Le « dernier poilu », une nouvelle icône ? par Nicolas Offenstadt


L’annonce de la mort de Lazare Ponticelli le 12 mars 2008 s’inscrit dans la logique de célébration récente des « derniers poilus ».
C’est dans les années 1990 que l’expression « derniers poilus » se répand progressivement dans l’espace public en général et dans les médias en particulier. Elle désigne les derniers soldats vivants qui ont combattu pendant la Grande Guerre. Une initiative du gouvernement, l’attribution de la légion d’honneur aux vétérans de 14/18 qui ne l’ont pas, donne en 1995 une certaine actualité à ces anciens combattants. Mais à cette date, la catégorie « derniers poilus » n’est pas encore véritablement fixée. Ceux-ci sont aussi évoqués comme les derniers « témoins », ou « anciens combattants »... Cette figure nationale des derniers de 14/18 se décline sur le plan local, comme en témoignent les nombreux articles de la presse régionale qui mettent en avant les « derniers poilus » de la région ou du département.
Les années 2000 constituent un tournant dans l’appréhension des survivants de 14/18. La catégorie « derniers poilus » devient l’expression principale pour les désigner et surtout se déclenche une forme de compte à rebours, en une ou en tête d’articles dans les journaux, qui les présente selon le nombre restant : « Hommage aux 68 derniers poilus », « il n’y a plus que 36 survivants »... Les « derniers poilus » deviennent dès lors de véritables icônes médiatiques qui font l’objet de livres, de reportages à la radio et à la télévision, sans compter les innombrables articles de presse qui répètent inlassablement leurs biographies, en faisant accroire, parfois, qu’il faut sauver leurs témoignages (les témoignages de combattants sont en fait innombrables et plus fiables et riches lorsqu’ils sont plus près des faits).

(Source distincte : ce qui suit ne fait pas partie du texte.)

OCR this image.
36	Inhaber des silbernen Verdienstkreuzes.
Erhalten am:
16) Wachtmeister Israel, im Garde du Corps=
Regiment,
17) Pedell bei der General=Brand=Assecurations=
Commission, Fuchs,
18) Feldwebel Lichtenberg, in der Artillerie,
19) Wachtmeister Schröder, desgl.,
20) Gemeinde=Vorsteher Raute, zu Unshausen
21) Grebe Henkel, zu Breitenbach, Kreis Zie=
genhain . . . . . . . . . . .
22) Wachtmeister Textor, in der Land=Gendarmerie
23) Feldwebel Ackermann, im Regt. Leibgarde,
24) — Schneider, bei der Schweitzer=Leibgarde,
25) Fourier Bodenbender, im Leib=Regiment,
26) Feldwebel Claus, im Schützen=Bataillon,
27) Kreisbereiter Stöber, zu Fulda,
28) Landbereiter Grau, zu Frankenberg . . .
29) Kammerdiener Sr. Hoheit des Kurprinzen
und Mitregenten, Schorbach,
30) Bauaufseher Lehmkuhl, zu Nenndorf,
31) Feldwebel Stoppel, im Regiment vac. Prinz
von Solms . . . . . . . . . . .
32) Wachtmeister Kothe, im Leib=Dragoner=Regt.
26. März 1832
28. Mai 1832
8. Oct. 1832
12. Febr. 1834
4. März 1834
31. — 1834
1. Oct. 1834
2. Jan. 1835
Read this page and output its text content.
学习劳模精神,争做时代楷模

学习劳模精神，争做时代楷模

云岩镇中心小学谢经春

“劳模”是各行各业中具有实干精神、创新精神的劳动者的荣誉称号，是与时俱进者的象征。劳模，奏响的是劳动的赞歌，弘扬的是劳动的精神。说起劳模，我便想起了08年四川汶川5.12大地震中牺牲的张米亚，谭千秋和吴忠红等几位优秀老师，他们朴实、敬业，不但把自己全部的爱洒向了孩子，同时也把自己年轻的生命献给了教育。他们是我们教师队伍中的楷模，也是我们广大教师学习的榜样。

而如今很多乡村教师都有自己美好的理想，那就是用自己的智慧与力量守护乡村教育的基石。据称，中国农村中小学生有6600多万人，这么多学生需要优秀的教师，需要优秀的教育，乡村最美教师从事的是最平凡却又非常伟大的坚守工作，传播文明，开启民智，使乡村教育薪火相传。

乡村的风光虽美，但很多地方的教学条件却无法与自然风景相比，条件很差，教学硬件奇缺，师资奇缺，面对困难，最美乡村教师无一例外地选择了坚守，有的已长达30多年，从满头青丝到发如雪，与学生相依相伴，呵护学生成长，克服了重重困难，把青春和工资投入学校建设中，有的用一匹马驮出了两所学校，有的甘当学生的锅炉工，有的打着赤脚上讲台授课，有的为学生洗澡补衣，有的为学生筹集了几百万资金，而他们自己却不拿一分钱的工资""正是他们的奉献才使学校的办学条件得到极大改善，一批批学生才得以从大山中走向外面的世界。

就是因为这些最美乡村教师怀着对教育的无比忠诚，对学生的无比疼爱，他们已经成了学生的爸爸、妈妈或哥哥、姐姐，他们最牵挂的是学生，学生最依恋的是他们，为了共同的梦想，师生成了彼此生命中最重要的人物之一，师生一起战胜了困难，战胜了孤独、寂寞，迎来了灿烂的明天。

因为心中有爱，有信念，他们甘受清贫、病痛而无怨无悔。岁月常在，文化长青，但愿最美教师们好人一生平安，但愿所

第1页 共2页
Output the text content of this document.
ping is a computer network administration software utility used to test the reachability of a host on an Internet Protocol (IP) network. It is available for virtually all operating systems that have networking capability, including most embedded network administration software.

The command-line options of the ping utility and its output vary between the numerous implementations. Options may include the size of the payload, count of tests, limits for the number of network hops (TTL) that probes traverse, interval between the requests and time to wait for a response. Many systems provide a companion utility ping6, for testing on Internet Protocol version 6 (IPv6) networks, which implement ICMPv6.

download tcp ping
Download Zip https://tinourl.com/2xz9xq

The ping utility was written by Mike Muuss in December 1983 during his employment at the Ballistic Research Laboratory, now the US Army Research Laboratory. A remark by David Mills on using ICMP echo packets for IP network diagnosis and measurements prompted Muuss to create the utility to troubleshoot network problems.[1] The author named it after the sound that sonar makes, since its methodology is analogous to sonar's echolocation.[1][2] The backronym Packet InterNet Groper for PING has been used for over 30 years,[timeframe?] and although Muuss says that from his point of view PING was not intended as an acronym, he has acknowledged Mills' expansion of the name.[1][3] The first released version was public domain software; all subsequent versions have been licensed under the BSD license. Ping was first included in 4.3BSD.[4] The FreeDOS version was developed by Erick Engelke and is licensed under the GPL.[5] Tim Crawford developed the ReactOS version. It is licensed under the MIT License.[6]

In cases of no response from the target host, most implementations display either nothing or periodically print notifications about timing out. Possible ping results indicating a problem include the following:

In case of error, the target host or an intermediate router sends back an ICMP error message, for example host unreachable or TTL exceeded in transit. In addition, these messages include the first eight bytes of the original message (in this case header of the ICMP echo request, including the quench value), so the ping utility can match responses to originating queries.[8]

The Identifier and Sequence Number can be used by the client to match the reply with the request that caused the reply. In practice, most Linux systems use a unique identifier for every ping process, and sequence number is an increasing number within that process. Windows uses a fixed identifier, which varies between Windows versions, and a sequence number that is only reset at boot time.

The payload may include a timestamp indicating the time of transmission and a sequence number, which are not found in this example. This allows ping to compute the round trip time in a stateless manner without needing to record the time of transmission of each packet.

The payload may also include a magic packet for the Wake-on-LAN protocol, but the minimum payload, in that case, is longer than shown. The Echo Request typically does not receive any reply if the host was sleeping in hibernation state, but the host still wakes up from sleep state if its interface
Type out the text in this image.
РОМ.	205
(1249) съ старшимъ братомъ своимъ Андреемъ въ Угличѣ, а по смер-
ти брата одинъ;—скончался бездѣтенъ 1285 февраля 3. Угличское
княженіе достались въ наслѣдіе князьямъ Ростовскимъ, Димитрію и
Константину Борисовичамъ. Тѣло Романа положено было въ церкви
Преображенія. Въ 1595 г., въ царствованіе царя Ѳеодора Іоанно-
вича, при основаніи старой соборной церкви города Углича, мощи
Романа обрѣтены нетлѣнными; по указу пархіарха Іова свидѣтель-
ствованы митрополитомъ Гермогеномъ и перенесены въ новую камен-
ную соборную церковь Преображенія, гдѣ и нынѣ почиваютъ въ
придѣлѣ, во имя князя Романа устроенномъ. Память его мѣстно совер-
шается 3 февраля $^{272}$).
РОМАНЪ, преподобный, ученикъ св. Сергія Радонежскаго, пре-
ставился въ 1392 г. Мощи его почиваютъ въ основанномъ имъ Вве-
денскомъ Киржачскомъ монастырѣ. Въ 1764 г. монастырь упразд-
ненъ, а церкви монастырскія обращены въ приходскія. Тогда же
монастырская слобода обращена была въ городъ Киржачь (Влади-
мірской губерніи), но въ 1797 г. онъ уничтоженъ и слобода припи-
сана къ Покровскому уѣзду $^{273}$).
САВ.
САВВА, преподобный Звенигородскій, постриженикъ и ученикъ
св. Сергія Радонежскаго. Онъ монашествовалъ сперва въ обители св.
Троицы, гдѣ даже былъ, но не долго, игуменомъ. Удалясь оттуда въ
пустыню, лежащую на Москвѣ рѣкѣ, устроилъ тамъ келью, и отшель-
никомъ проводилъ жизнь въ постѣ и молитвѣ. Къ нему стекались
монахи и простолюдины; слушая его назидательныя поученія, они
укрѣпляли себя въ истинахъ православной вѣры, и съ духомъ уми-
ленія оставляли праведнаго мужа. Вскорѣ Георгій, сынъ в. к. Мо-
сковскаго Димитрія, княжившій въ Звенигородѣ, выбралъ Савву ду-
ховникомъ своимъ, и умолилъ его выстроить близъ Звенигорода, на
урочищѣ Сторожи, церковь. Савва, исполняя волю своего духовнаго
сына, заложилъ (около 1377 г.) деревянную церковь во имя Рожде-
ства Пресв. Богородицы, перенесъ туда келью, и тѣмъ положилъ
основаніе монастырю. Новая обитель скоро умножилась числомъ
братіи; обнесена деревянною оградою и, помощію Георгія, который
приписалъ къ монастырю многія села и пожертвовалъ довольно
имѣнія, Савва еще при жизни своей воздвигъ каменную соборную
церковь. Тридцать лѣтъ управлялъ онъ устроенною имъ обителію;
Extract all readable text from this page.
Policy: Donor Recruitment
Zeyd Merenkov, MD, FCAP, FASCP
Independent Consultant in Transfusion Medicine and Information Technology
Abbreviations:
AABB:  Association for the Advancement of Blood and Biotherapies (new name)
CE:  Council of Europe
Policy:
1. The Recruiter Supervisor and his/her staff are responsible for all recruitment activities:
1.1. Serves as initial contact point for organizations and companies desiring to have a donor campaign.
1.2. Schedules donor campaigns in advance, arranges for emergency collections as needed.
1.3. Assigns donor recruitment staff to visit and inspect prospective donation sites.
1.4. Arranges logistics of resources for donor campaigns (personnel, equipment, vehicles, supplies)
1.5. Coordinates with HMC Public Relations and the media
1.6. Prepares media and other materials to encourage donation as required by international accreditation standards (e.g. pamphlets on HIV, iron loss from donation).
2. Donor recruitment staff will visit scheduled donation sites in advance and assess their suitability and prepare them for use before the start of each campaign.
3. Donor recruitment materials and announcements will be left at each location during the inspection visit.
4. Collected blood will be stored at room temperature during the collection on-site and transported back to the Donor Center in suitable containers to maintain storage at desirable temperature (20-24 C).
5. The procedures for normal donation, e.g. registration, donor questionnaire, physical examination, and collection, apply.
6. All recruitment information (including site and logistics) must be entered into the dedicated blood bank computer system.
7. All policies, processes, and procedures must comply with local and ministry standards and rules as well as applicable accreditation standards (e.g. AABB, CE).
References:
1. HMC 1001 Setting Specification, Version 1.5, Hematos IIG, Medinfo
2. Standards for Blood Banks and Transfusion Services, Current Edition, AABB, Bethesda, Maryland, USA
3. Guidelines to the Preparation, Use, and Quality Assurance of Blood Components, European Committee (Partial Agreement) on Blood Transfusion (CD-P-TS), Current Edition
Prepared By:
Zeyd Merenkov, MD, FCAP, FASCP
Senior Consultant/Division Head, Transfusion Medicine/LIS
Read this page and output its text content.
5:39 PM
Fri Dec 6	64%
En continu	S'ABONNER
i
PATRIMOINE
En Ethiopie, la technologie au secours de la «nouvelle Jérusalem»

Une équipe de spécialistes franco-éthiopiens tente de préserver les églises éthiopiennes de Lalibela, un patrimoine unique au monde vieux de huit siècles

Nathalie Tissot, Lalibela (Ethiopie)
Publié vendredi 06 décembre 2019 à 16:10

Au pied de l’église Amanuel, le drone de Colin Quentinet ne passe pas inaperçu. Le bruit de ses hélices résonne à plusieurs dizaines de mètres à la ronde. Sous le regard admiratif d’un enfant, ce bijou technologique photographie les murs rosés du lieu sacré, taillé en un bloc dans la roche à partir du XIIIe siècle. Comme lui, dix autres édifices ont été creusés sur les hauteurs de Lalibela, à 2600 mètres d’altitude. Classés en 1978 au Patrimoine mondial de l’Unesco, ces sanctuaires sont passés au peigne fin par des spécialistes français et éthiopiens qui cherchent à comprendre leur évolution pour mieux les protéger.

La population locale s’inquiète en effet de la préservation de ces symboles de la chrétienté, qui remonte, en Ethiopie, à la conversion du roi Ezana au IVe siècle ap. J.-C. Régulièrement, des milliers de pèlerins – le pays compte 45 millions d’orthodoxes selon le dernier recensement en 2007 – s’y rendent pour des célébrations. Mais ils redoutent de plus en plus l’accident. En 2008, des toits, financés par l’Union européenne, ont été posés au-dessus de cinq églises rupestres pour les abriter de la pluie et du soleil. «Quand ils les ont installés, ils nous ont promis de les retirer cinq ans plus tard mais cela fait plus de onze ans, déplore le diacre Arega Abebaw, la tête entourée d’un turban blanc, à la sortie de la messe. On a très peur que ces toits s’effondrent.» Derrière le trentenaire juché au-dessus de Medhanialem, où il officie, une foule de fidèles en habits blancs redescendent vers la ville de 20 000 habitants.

Le point d’aboutissement de la construction de cette icône est le projet de d’obsèques ou d’hommage national qui prend corps à partir de 2005 sous l’impulsion d’acteurs individuels relayés par les parlementaires et l’Etat enfin. Le déroulé exact du rituel ne se fixe pas aisément mais les lieux évoqués pour la cérémonie et l’inhumation sont d’emblée des lieux très classiques de la mémoire combattante : les Invalides, l’Arc de Triomphe, Notre-Dame de Lorette... Il est frappant de constater qu’alors même qu’il n’y avait plus qu’un poilu vivant (jusqu’au 12 mars), les projets restaient comme des remake des cérémonies de l’entre-deux-guerres sans souci d’actualiser les rites autour de la Grande Guerre, sans souci apparent de relier de manière innovante ce passé de 14/18 et le présent, comme cela a pu être fait au moment du bicentenaire de la Révolution française. Pour l’instant, la mort de Lazare Ponticelli ne change pas l’orientation formellement traditionnelle de la célébration. L’hommage aura lieu à l’hôtel des Invalides avec messe, honneurs militaires et pose d’une plaque aux combattants de la Grande Guerre. Reste à entendre le discours prévu du Président de la République dont les usages de l’histoire sont à la fois pesés et récurrents (1). Le communiqué de l’Elysée du 12 mars rejoint le grand récit national revisité par le Président puisqu’il honore les poilus qui répondirent « à l’appel de la patrie envahie », comme s’il s’agissait d’une armée de volontaires...
Le projet même s’inscrit dans une triple historicité commémorative : les funérailles nationales et les panthéonisations, les funérailles des grands chefs de 14/18 dans l’entre-deux-guerres et surtout le culte du soldat inconnu. Le soldat inconnu servait les deuils individuels et collectifs par son anonymat complet, le dernier poilu par un anonymat relatif peut servir aussi de nombreux discours sur la Grande Guerre.
Le projet d’hommage national s’était heurté en 2007 aux réticences des deux derniers poilus, Louis de Cazenave et Lazare Ponticelli, qui n’entendaient pas bénéficier de l’honneur d’un hommage ou de funérailles nationales pour rester fidèles, expliquaient-ils, à leurs camarades qui n’ont pas été suffisamment honorés. Ainsi le rituel projeté semblait rempli de tensions. Mais Lazare Ponticelli, qui devient le « dernier poilu », extrêmement médiatisé, en janvier 2008, finit pas se raviser et accepter, sous influence de sa fille en particulier, une forme d’hommage national. La cérémonie idéale, que ses promoteurs auraient sans doute voulu productrice de consensus et de valeurs standards prend donc un chemin de traverse : d’une part le dernier poilu est un italien engagé dans la légion étrangère en France, qui termina la guerre sous uniforme italien (il dût rejoindre les troupes de son pays après que celui-ci soit entré guerre en 1915) et d’autre part le personnage est loin de se plier initialement à ce que l’on voulait faire de sa mort. La cérémonie de lundi dira les usages qui sont faits du soldat et de la Grande Guerre aujourd’hui, et comment, in fine, l’encadrement de la cérémonie aura été maîtrisé...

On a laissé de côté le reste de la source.